Spring is here, and the cherry trees are in full bloom.  They line my walk to work, and surround the Buddha at our neighborhood temple.

We went to the Yeouido Cherry Blossom Festival to get the full Sakura (사쿠라) experience.  While it was beautiful, the "experience" was more the staggering human to blossom ratio.  We lasted about 30 minutes before throwing in the towel...and going to brunch.

March 30, 2015

Winter in Korea

While nothing will ever compare to digging my car out of the Michigan snow each morning, Seoul still gets cold.  Windy, grey and cold.
Since utilities are quite expensive, we spent a lot of the winter in sweatshirts, making a serious dent in our Netflix queue. But we also took advantage of Seoul's indoor activities and escaped to Malaysia and India.

I started the holiday season by making multiple trips to the Indian embassy in the snow, while Andrew was working in sunny Australia. This is how I felt about it.
I tried to order a green Christmas tree, and realized I don't know the Korean words for colors when I opened the box containing our almost-neon-white Christmas tree.
As part of their office holiday party, the Samsung GSG employees/spouses can sign up to give speeches in Korean to win prizes. Since the thought of giving a PowerPoint presentation in Korean is terrifying, my language class learned several Christmas carols. We performed the songs for the office in what felt remarkably like a kindergarten Christmas show.
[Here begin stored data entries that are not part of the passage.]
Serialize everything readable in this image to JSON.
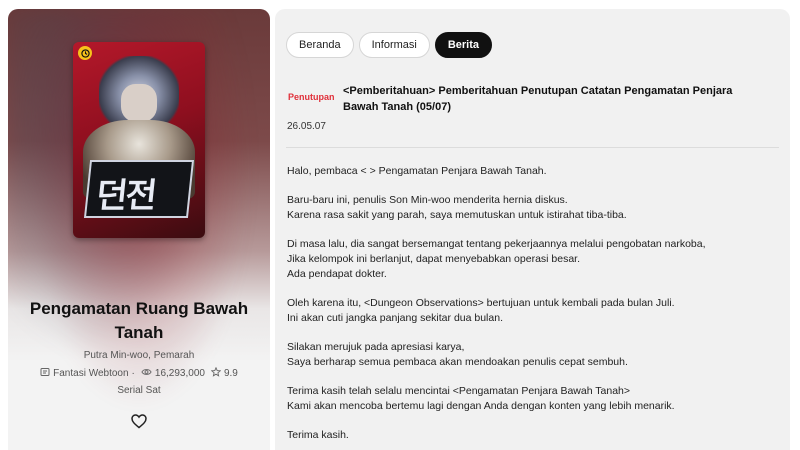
{
  "series": {
    "title": "Pengamatan Ruang Bawah Tanah",
    "authors": "Putra Min-woo, Pemarah",
    "genre": "Fantasi Webtoon",
    "views": "16,293,000",
    "rating": "9.9",
    "schedule": "Serial Sat",
    "cover_art_text": "던전"
  },
  "tabs": [
    {
      "label": "Beranda",
      "active": false
    },
    {
      "label": "Informasi",
      "active": false
    },
    {
      "label": "Berita",
      "active": true
    }
  ],
  "notice": {
    "tag": "Penutupan",
    "title": "<Pemberitahuan> Pemberitahuan Penutupan Catatan Pengamatan Penjara Bawah Tanah (05/07)",
    "date": "26.05.07",
    "paragraphs": [
      [
        "Halo, pembaca < > Pengamatan Penjara Bawah Tanah."
      ],
      [
        "Baru-baru ini, penulis Son Min-woo menderita hernia diskus.",
        "Karena rasa sakit yang parah, saya memutuskan untuk istirahat tiba-tiba."
      ],
      [
        "Di masa lalu, dia sangat bersemangat tentang pekerjaannya melalui pengobatan narkoba,",
        "Jika kelompok ini berlanjut, dapat menyebabkan operasi besar.",
        "Ada pendapat dokter."
      ],
      [
        "Oleh karena itu, <Dungeon Observations> bertujuan untuk kembali pada bulan Juli.",
        "Ini akan cuti jangka panjang sekitar dua bulan."
      ],
      [
        "Silakan merujuk pada apresiasi karya,",
        "Saya berharap semua pembaca akan mendoakan penulis cepat sembuh."
      ],
      [
        "Terima kasih telah selalu mencintai <Pengamatan Penjara Bawah Tanah>",
        "Kami akan mencoba bertemu lagi dengan Anda dengan konten yang lebih menarik."
      ],
      [
        "Terima kasih."
      ]
    ]
  },
  "colors": {
    "accent_red": "#e0303a",
    "active_tab": "#111111",
    "badge_yellow": "#f7c21b"
  },
  "icons": {
    "genre": "book-icon",
    "views": "eye-icon",
    "rating": "star-icon",
    "favorite": "heart-icon",
    "badge": "clock-icon"
  }
}
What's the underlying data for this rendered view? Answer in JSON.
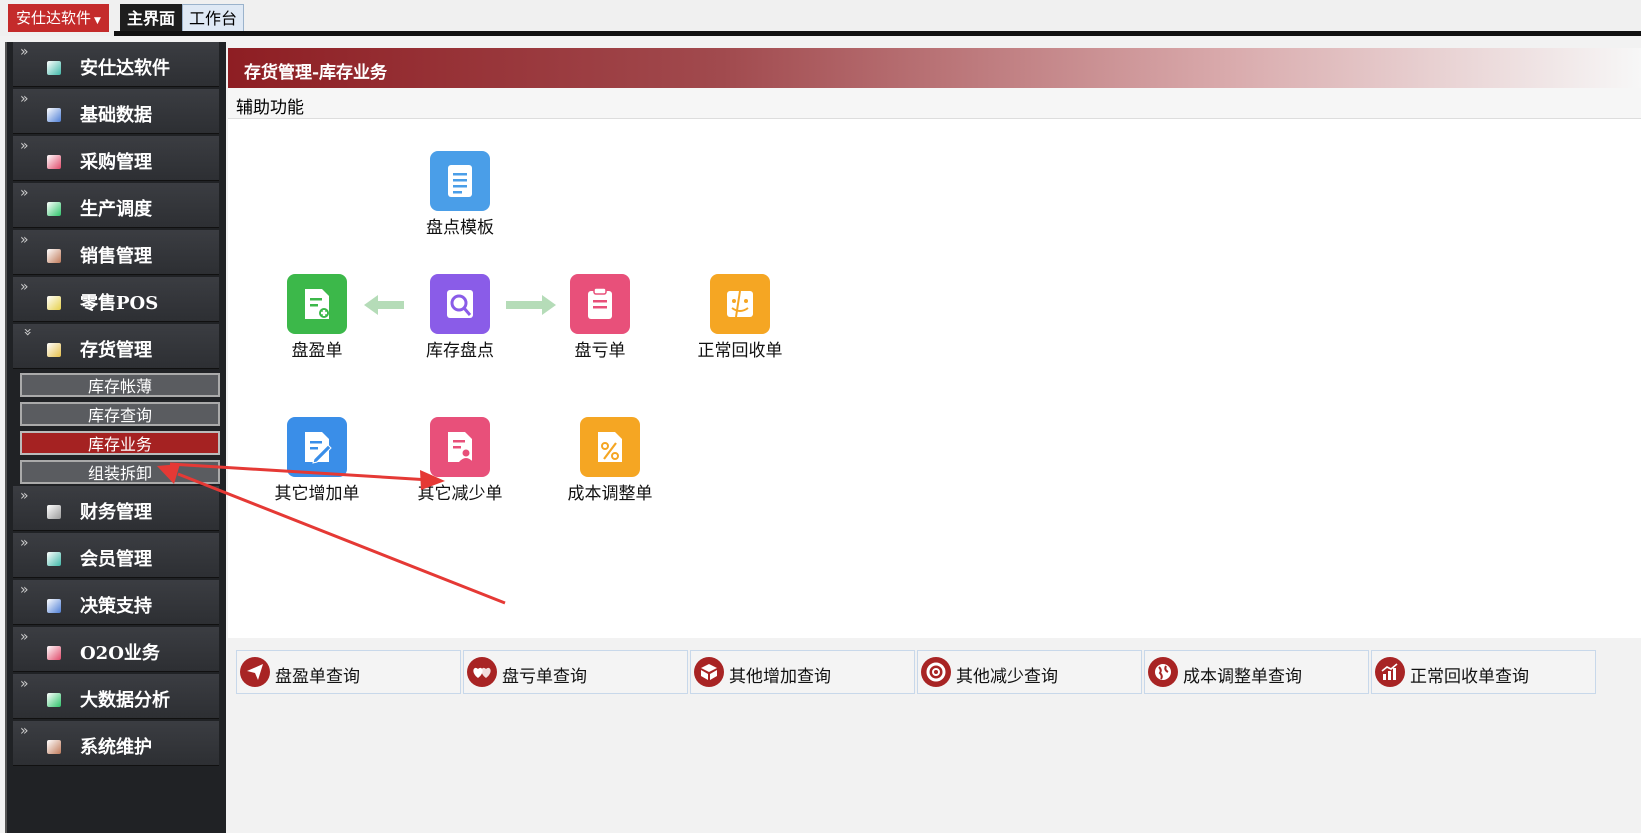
{
  "topbar": {
    "brand": "安仕达软件",
    "tabs": [
      "主界面",
      "工作台"
    ]
  },
  "sidebar": {
    "items": [
      {
        "label": "安仕达软件",
        "color": "#3fb8a8"
      },
      {
        "label": "基础数据",
        "color": "#4f7fd6"
      },
      {
        "label": "采购管理",
        "color": "#e04a6a"
      },
      {
        "label": "生产调度",
        "color": "#2ec46a"
      },
      {
        "label": "销售管理",
        "color": "#c07a5a"
      },
      {
        "label": "零售POS",
        "color": "#e6d04a"
      },
      {
        "label": "存货管理",
        "color": "#e6c04a"
      },
      {
        "label": "财务管理",
        "color": "#9a9a9a"
      },
      {
        "label": "会员管理",
        "color": "#3fb8a8"
      },
      {
        "label": "决策支持",
        "color": "#4f7fd6"
      },
      {
        "label": "O2O业务",
        "color": "#e04a6a"
      },
      {
        "label": "大数据分析",
        "color": "#2ec46a"
      },
      {
        "label": "系统维护",
        "color": "#c07a5a"
      }
    ],
    "subitems": [
      "库存帐薄",
      "库存查询",
      "库存业务",
      "组装拆卸"
    ],
    "active_sub": "库存业务"
  },
  "main": {
    "title": "存货管理-库存业务",
    "aux": "辅助功能",
    "flow": {
      "template": {
        "label": "盘点模板",
        "color": "#4a9ee8",
        "icon": "list-doc-icon"
      },
      "gain": {
        "label": "盘盈单",
        "color": "#3cb84a",
        "icon": "doc-plus-icon"
      },
      "count": {
        "label": "库存盘点",
        "color": "#8a5ce8",
        "icon": "magnifier-icon"
      },
      "loss": {
        "label": "盘亏单",
        "color": "#e8507a",
        "icon": "clipboard-icon"
      },
      "recycle": {
        "label": "正常回收单",
        "color": "#f5a623",
        "icon": "face-icon"
      },
      "other_add": {
        "label": "其它增加单",
        "color": "#3a8ee8",
        "icon": "doc-edit-icon"
      },
      "other_sub": {
        "label": "其它减少单",
        "color": "#e8507a",
        "icon": "doc-user-icon"
      },
      "cost_adj": {
        "label": "成本调整单",
        "color": "#f5a623",
        "icon": "percent-doc-icon"
      }
    },
    "queries": [
      {
        "label": "盘盈单查询",
        "icon": "paper-plane-icon"
      },
      {
        "label": "盘亏单查询",
        "icon": "hearts-icon"
      },
      {
        "label": "其他增加查询",
        "icon": "box-icon"
      },
      {
        "label": "其他减少查询",
        "icon": "lifebuoy-icon"
      },
      {
        "label": "成本调整单查询",
        "icon": "globe-icon"
      },
      {
        "label": "正常回收单查询",
        "icon": "bar-chart-icon"
      }
    ]
  }
}
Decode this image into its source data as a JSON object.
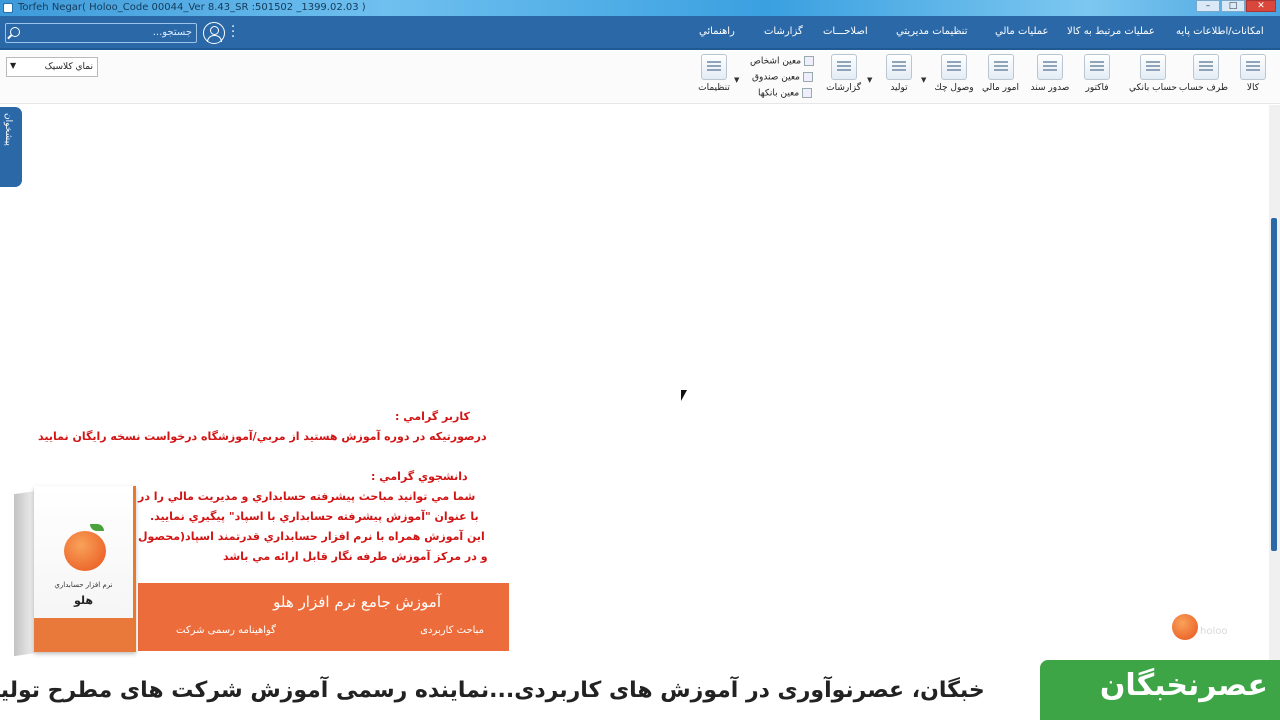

Indoor Activities: Jazz Club(s) // Basketball game with actual cheer leaders // Art Museum(s)

We went skiing in Pyeonchang, host city of the 2018 Winter Olympics! We had a great weekend, and enjoyed comparing the differences from a ski weekend in the States. For instance, bowing is a common respectful greeting in Korea (and East Asia in general). It's normal for someone providing you a service to bow as you enter or exit. In this case, the ski lift operator performs a deep bow as your chair reaches the top, as if to say "Welcome to this Mountain Top!"
After a day of skiing in the US, you go back to your cabin, drink boozy hot chocolate and play board games. In Korea, you go to karaoke and belt out their random assortment of English 90s songs. And you quickly realize that "Sweet Caroline" isn't a beloved song on this side of the world.

We attended a cooking class, learning to make kimchi and tteokbokki. It was a private lesson, since no one else braved the wind!

I dragged Andrew to the Sheep Cafe, because it's INSANE to me that a business exists in which you can simulatenously eat waffles and be near livestock named after Disney characters.

Since Andrew was working out of town for Thanksgiving, we defrosted the meal I'd made for the original holiday and had a belated celebration on a random Wednesday in March. Coincidentally, it was also the day we got two huge care packages of American snack foods, belated Christmas presents, early birthday presents and Girl Scout cookies!
(Fakesgiving was full of gluttony, so it was very much like real Thanksgiving).

…and we ate a lot of brunch.
February 22, 2015

Lunar New Year: Tteokguk & Korean Age

As you may know, last week was the Lunar New Year. We spent the holiday traveling, but we're celebrating a little late by eating the traditional Korean rice cake soup, called tteokguk (떡국).  Tteok is a type of rice cake, and guk means soup.  You eat this soup on New Year's morning to bring good fortune for the coming year, and to signify becoming a year older.

The saying goes "In order to get one year older, you must eat your tteokguk".  Since age is very important in determining status in Korea, so is tteokguk!  Once you finish eating your tteokguk, you are officially one year older.  A traditional way of asking someone's age is "떡국얼마나 먹었어요?”, or "How many bowls of tteokguk have you eaten?"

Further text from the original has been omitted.